After completing my PhD, I returned to my final years of medical school with the plan of pursuing residency. Then, as is often the case in life, serendipity intervened. By chance, I discovered a fellowship opportunity at an upstart venture capital firm called Northpond Ventures. Despite not having a business or finance background, I was intrigued by the opportunity to learn more about early-stage startup investing, and decided to give it a try. The transition was intimidating, no doubt. To spend many years training in one field, and then to pivot to another, mostly foreign field requiring a new set of skills was terrifying. While difficult and overwhelming at first, I quickly realized that venture was the perfect career for me. The ability to translate impactful, computationally-driven science out of the lab and into the real world through the vehicle of entrepreneurship was incredible to me. In academic science, incremental advances are rewarded, and crazy, far-out ideas are often disincentivized. In startups and venture capital, I found the opposite. It is a privilege to partner with visionary scientists and entrepreneurs who are willing to take massive risks to positively impact the world, and help them build their technologies into successful companies. After graduating medical school, I joined Northpond full-time, and helped build an investment focus at the intersection of technology and healthcare.

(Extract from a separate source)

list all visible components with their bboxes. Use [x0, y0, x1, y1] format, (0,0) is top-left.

I met the KdT squad shortly after pivoting to venture, and experienced first-hand their reputation as the kindest, most passionate and intellectually rigorous investors around. I loved the team, strongly identified with their investment thesis at the intersection of compute, biology, and chemistry, and deeply respected the portfolio and founders that are part of the KdT family. When an opportunity arose to join, I couldn’t pass it up.
For a shy and quiet kid from Akron, KdT felt like a place where everyone can be themselves. KdT is a place without judgment or pretension, a place for the misfit scientists and overlooked founders. To me, a place where there are no “outsiders.” The best thing about KdT is that it doesn’t matter who you are. All that matters is being a good human, and sharing a drive for using science and technology to positively impact the world.